C'est à l'employeur qui invoque la faute grave et s'est situé sur le terrain disciplinaire de rapporter la preuve des faits allégués et de justifier qu'ils rendaient impossibles la poursuite du contrat de travail. Le doute profite au salarié.
En l'espèce, si Mme [U] reconnaît la matérialité des faits qui lui sont reprochés, il convient de constater que les pièces produites par l'employeur ne permettent pas d'établir leur caractère fautif avec certitude.

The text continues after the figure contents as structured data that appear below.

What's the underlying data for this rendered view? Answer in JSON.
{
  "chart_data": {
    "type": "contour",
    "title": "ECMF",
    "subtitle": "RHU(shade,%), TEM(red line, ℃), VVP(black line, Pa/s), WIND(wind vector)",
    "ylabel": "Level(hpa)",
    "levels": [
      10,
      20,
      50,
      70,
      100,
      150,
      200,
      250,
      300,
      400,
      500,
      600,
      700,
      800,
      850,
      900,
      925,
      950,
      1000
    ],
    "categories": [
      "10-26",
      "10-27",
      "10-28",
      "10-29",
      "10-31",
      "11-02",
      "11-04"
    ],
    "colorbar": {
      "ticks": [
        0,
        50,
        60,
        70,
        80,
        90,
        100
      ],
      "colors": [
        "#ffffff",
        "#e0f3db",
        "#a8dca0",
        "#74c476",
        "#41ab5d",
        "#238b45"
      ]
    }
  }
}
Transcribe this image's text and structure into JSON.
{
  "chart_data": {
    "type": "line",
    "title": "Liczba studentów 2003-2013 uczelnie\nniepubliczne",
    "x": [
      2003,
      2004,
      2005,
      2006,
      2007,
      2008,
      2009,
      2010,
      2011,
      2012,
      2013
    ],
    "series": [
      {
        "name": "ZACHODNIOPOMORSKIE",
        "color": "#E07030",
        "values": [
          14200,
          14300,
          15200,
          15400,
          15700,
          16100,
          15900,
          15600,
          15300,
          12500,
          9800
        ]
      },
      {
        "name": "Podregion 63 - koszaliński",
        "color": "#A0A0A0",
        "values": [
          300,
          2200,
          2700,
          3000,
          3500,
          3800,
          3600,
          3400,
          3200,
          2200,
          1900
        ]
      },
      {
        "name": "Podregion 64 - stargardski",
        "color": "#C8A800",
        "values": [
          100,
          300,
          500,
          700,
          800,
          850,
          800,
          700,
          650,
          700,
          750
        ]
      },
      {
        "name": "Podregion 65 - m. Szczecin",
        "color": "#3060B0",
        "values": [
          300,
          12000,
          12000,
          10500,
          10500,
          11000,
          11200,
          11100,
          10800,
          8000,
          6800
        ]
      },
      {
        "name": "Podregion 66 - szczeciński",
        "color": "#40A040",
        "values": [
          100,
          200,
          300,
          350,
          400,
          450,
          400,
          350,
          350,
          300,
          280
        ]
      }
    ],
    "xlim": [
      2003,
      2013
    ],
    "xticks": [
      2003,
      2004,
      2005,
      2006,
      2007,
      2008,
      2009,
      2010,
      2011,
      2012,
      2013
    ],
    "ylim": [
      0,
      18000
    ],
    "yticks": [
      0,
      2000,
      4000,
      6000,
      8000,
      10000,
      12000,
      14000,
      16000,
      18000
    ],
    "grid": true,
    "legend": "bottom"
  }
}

En effet, les griefs invoqués par l'employeur concernant des élèves de terminale, majeurs ou proches de la majorité, la nécessité d'une surveillance continue et l'interdiction de leur remettre des clés pour leur permettre d'accéder à une salle de classe en autonomie ne vont pas de soi.
Or, à considérer que le document non daté et non signé intitulé «SURVEILLANCE», qui s'adresse tant aux élèves, qu'aux formateurs et autres personnels de l'association et que l'employeur qualifie de règlement intérieur, soit opposable à Mme [U], il n'apporte aucun élément sur la gestion des clés des locaux et ne fixe aucune interdiction quant à la possibilité de laisser des élèves réviser en salle de cours le soir.
De même, si les témoignages de M. [F] et Mme [R], formateurs, et de Mme [P], ancienne directrice, produits par l'employeur, font état de l'interdiction de remettre les clés des locaux aux élèves et de les laisser dans une salle de classe sans surveillance le soir, ils sont contredits par ceux de MM. [J] et [I], formateurs, et de M. [K], ancien président du conseil d'administration, qui mentionnent l'absence d'interdiction et une pratique usuelle afin de favoriser l'autonomie des élèves.
Quant au témoignage de M. [X], exerçant les mêmes fonctions de surveillant que Mme [U], il ne confirme aucune interdiction générale se limitant à indiquer : «l'ancienne directrice, Madame [P] [W], m'avait interdit de laisser les clefs de l'établissement aux élèves. Ce protocole avait été prorogé par Mme [M], actuelle directrice.»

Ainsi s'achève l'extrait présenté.